Cierran las urnas en las primeras elecciones desde que las protestas de la Generación Z derrocaron al líder de Bangladesh

Se están contando los votos en Bangladesh después de sus primeras elecciones desde que las protestas lideradas por estudiantes derrocaron a la primera ministra Sheikh Hasina en 2024.

La elección enfrenta al Partido Nacionalista de Bangladesh (BNP), de centroderecha, contra una coalición liderada por el islamista Jamaat-e-Islami, que unió fuerzas con un partido nacido del levantamiento estudiantil.

Se esperan los resultados el viernes y existe una esperanza generalizada entre los votantes de un retorno a la democracia.

Por primera vez desde 2008, el resultado de unas elecciones en Bangladesh no puede predecirse con certeza. Las últimas elecciones fueron ampliamente condenadas por estar sistemáticamente amañadas a favor de Sheikh Hasina.

Hasina está exiliada en la India, desde donde ha rechazado los cargos contra ella y ha cuestionado la legitimidad de las elecciones.

La prohibición de que su Liga Awami participe en las elecciones pone en duda si estas elecciones pueden describirse como libres y justas. Pero, por primera vez en años, los votantes locales le dijeron a la BBC que sienten que tienen una opción.

Más de 120 millones de personas estaban habilitadas para votar, aproximadamente cuatro de cada 10 de ellas menores de 37 años. También estaban emitiendo sus votos en un referéndum sobre el cambio constitucional, que fue propuesto por el gobierno interino que reemplazó a Hasina y que tiene como objetivo arreglar lo que ha llamado un sistema político completamente roto.

Después de la votación, el líder interino de Bangladesh, el premio Nobel de la Paz Muhammad Yunus, dijo que el país había «terminado la pesadilla y comenzado un nuevo sueño».

La participación había alcanzado el 49% a las 14:00 hora local (08:00 GMT), dijo el Ministerio de Información y Radiodifusión a la BBC.

Casi un millón de policías y soldados han sido desplegados para mantener la ley y el orden.

Yunus votó en la capital, Dacca, al igual que los dos candidatos principales, Tarique Rahman, de 60 años, por el BNP, y el líder de Jamaat, Shafiqur Rahman, de 67 años.

Antes de emitir su voto, Rahman afirmó sentirse «confiado» en el desarrollo de las elecciones. Declaró a la BBC que llevaba esperando este día «más de una década».
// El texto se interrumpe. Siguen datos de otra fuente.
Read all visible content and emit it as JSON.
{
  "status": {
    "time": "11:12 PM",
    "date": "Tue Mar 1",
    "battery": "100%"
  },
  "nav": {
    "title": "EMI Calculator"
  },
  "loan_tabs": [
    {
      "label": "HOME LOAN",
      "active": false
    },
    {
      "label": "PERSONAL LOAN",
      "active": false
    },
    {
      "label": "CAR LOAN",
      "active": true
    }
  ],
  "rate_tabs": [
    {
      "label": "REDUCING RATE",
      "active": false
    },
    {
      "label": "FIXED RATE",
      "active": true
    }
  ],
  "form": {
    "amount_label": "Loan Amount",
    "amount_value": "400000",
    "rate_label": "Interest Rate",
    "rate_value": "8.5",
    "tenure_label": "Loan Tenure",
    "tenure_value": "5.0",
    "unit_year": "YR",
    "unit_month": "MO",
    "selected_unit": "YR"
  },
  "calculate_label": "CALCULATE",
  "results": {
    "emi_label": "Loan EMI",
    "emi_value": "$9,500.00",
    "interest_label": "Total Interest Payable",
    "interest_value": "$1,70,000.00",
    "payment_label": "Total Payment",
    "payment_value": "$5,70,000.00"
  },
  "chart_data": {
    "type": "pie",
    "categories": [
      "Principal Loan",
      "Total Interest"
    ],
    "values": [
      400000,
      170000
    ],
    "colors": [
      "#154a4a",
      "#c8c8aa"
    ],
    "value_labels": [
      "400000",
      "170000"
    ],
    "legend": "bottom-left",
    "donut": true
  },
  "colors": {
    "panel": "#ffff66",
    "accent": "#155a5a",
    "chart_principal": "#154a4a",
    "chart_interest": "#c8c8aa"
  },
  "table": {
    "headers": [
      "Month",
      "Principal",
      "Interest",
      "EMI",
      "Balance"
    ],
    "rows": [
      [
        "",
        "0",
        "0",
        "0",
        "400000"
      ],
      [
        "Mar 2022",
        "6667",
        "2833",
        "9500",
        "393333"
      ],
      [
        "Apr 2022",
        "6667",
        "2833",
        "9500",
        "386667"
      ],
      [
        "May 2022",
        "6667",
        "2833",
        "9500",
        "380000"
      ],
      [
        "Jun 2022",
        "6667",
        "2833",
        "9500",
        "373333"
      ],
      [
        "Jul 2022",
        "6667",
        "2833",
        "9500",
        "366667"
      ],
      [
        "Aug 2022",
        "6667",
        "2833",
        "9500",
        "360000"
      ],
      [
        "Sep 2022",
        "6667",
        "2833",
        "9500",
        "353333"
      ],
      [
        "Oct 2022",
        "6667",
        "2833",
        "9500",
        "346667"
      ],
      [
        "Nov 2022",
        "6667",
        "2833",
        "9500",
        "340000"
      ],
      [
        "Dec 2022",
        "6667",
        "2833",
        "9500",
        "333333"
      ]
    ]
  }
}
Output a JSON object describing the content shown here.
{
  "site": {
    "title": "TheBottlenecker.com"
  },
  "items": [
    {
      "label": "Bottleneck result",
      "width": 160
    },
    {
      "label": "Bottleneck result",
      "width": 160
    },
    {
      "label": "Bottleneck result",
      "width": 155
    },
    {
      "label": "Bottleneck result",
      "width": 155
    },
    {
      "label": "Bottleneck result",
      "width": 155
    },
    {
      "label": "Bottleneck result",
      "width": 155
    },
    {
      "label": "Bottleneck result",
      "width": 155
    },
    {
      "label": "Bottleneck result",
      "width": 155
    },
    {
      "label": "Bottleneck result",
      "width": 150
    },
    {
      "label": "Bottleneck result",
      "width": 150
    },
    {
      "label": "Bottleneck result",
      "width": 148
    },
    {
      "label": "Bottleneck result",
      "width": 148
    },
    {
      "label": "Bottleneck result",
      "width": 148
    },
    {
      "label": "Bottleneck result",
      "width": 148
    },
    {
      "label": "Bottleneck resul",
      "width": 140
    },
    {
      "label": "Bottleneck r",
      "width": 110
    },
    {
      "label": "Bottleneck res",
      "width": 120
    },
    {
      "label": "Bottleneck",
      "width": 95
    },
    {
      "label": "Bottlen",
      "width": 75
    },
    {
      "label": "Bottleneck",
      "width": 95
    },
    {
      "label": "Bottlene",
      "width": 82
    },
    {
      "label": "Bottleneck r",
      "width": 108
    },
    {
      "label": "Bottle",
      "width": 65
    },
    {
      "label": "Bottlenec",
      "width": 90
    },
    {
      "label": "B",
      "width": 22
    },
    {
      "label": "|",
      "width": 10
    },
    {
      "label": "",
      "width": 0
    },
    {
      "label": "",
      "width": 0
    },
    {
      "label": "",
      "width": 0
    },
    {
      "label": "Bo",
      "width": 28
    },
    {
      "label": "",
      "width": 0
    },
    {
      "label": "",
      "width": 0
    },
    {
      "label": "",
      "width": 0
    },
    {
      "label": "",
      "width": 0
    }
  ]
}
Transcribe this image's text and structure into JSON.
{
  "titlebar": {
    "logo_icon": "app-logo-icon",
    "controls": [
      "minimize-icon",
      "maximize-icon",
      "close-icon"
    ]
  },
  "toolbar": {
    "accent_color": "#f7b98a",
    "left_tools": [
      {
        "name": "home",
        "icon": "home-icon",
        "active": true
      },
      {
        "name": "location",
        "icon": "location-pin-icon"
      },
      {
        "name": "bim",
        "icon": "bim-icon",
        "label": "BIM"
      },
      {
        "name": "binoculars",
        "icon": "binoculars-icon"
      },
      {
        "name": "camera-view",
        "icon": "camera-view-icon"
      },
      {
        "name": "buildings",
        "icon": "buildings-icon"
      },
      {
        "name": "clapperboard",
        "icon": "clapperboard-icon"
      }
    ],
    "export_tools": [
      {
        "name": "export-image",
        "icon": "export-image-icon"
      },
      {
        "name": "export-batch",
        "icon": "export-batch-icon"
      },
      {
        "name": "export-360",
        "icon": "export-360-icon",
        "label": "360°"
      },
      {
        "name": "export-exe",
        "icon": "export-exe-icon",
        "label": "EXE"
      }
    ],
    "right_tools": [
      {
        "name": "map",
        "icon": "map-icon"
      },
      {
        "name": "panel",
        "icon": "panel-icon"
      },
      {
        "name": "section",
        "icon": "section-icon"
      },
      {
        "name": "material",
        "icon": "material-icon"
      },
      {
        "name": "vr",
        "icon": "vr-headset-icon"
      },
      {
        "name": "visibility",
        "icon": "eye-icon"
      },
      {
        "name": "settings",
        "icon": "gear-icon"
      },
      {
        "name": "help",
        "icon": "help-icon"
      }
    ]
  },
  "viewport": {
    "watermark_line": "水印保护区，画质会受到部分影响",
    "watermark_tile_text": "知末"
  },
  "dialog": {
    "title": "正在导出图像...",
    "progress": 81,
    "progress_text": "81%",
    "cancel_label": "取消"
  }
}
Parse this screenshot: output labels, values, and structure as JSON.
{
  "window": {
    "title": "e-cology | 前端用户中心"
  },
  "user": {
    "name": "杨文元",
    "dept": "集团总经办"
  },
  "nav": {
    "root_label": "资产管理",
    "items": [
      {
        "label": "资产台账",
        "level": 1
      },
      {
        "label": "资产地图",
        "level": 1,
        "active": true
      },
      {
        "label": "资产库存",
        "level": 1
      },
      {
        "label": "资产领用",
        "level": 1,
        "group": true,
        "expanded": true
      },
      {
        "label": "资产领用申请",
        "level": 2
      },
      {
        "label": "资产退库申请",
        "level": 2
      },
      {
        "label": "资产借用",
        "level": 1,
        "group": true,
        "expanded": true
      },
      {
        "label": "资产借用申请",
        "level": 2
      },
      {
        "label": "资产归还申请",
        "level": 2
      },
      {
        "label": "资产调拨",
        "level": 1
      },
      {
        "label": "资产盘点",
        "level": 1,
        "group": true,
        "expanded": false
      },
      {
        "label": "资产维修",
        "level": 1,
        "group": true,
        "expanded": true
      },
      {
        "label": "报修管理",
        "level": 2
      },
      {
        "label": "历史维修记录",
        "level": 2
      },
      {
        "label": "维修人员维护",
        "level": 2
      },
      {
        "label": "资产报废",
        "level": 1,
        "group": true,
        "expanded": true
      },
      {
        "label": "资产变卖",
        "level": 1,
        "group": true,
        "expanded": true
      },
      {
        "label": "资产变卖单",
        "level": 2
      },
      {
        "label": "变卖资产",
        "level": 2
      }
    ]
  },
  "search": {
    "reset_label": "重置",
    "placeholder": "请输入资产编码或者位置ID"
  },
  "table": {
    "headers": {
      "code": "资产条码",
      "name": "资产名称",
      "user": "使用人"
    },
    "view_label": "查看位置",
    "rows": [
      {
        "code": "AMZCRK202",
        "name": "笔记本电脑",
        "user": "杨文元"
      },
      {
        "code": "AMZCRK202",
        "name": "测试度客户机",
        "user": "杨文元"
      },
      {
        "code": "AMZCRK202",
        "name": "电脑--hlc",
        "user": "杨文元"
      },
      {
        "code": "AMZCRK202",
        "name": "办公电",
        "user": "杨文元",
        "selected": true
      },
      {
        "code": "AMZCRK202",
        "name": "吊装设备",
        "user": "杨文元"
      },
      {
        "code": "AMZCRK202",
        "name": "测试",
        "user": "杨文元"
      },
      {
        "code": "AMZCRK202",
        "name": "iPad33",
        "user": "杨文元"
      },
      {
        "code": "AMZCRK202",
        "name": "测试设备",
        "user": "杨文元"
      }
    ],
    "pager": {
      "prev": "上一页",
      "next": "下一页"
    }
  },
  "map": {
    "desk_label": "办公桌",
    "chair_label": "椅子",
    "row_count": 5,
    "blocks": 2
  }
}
Ha criticado a Jamaat por utilizar el sentimiento religioso para ganar votos y promete reformas económicas y democráticas, así como una «nación arco iris», donde una nueva «Comisión de Reconciliación Nacional» ayudaría al país a superar sus divisiones.

La gente se sienta en bancos con papeles frente a ellos sobre una mesa en un centro de votación. Uno hace un gesto para quitarle un papel a un hombre que está de pie.
Apenas se vieron votantes en los colegios electorales en el antiguo bastión de la Liga Awami de Gopalgani.

Hijo de la difunta Khaleda Zia, la primera mujer primera ministra de Bangladesh, Rahman es fruto de una política dinástica que muchos reformistas desearían cambiar. La propia Zia llegó al poder tras el asesinato de su esposo, expresidente, en un golpe militar.

Tanto el BNP (rival de larga data de la Liga Awami) como Jamaat-e-Islami tienen una larga historia en Bangladesh, y ambos fueron aplastados junto con otros oponentes de Hasina durante su largo gobierno.

Rahman, que vivió en Londres durante los años de Hasina, puede ser considerado como el favorito para ser primer ministro, pero se espera que Jamaat plantee un serio desafío.

En dos ocasiones anteriores –en la década de 1990 y principios de la década de 2000– Jamaat fue un socio menor de una coalición liderada por el BNP en Bangladesh, un país constitucionalmente secular.

Pero, con la Liga Awami ausente, Jamaat es por primera vez un jugador importante en las elecciones, aunque sus posibilidades de ganar son vistas como escasas por la mayoría de los observadores.

Shafiqur Rahman, ex preso político, y su partido han llevado a cabo una campaña popular bien organizada con una plataforma de justicia y erradicación de la corrupción. Además, no están vinculados con la política dinástica.

Jamaat ganó impulso propio en el período previo a la votación, y muchos de sus nuevos partidarios creen que se ha modernizado.

Pero muchas mujeres votantes se sienten marginadas, a pesar del hecho de que las mujeres desempeñaron un papel destacado en el levantamiento.

De los 30 candidatos que Jamaat ha permitido que el Partido Nacional Ciudadano (NCP), liderado por estudiantes, presente, solo dos son mujeres. Jamaat presenta más de 200 candidatos, todos hombres. El BNP presentó a 10 mujeres entre más de 250 candidatos.